Both sides of the identity are $\mathbb P(X=Y)$, where $X$ and $Y$ are independent random variables with characteristic function $C$ and CDF $F$.
Note first that, for every $t$, $|C(t)|^2=\mathbb E(\mathrm e^{\mathrm it(X-Y)})$ hence, for any nonzero $T$, the term in the limit in the RHS is $ \mathbb E\left(\frac1{2T}\int_{-T}^T\mathrm e^{\mathrm it(X-Y)}\,\mathrm dt\right)=\mathbb E\left(\mathbf 1_{X=Y}+u(T(X-Y))\right),\qquad u(t)=\frac{\sin(t)}{t}\,\mathbf 1_{t\ne0}. $ When $T\to+\infty$, $u(T(X-Y))\to0$ almost surely, and $|u(t)|\leqslant1$ for every $t$ hence, by dominated convergence, the RHS of the identity is $\mathbb E\left(\mathbf 1_{X=Y}\right)=\mathbb P(X=Y)$.

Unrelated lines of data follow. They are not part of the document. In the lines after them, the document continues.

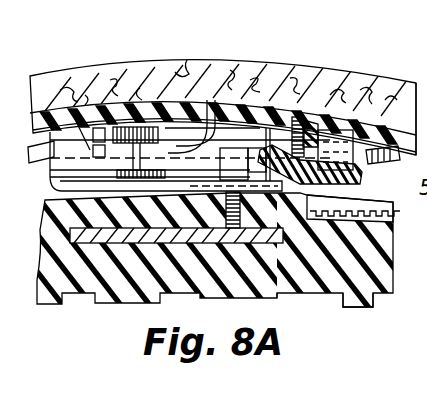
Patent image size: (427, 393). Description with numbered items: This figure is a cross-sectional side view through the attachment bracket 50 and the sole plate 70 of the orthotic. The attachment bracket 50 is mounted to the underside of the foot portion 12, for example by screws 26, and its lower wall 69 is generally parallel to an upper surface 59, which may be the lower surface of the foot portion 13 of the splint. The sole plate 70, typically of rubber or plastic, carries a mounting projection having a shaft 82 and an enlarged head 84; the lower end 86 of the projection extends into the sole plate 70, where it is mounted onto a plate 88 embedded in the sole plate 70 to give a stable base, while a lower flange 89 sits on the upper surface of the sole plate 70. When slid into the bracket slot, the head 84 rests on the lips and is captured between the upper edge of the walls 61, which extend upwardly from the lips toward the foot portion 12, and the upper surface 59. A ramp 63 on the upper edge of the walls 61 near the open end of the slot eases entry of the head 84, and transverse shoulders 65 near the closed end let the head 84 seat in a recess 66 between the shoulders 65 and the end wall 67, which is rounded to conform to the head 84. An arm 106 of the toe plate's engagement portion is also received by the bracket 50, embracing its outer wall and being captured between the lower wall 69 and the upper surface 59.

The foot portion 12 is at (398, 78).
The foot portion of splint 13 is at (347, 115).
The screws 26 is at (98, 100).
The attachment bracket 50 is at (50, 181).
The upper surface 59 is at (232, 126).
The walls 61 is at (137, 127).
The ramp 63 is at (72, 113).
The transverse shoulders 65 is at (182, 100).
The recess 66 is at (209, 128).
The end wall 67 is at (300, 117).
The lower wall 69 is at (55, 200).
The sole plate 70 is at (341, 297).
The shaft 82 is at (157, 127).
The enlarged head 84 is at (250, 128).
The lower end 86 is at (232, 243).
The plate 88 is at (112, 243).
The lower flange 89 is at (290, 245).
The arm 106 is at (358, 157).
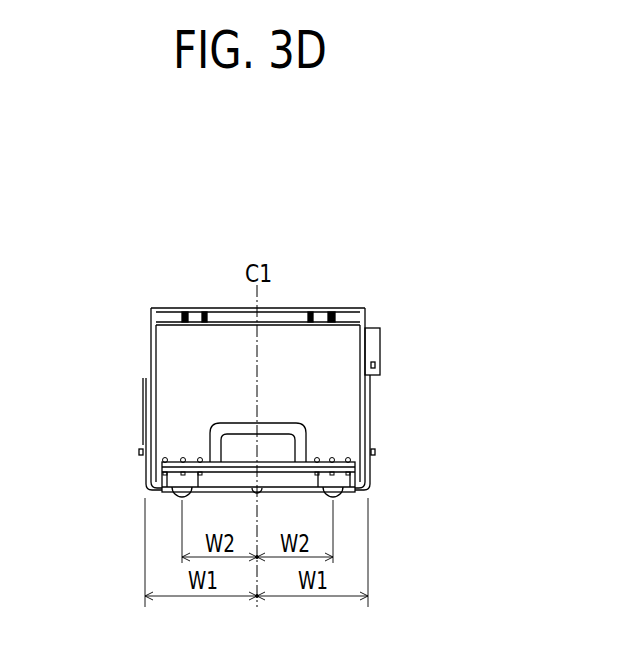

On the other hand, let $v(x)=\mathbb P(Y=x)=\mathbb P(X=x)$ for every $x$. By independence of $X$ and $Y$, $\mathbb P(X=Y)=\mathbb E(\mathbb P(X=Y\mid X))=\mathbb E(v(X))=\mathbb E(v(Y))$. Writing $ v=\sum_{x\in A}v(x)\mathbf 1_{x},\qquad A=\{x\mid v(x)\ne0\}, $ one gets $ \mathbb P(X=Y)=\sum_{x\in A}v(x)\mathbb E(\mathbf 1_{X=x})=\sum_{x\in A}v(x)\mathbb P(X=x)=\sum_{x\in A}v(x)^2, $ which is the LHS of the identity.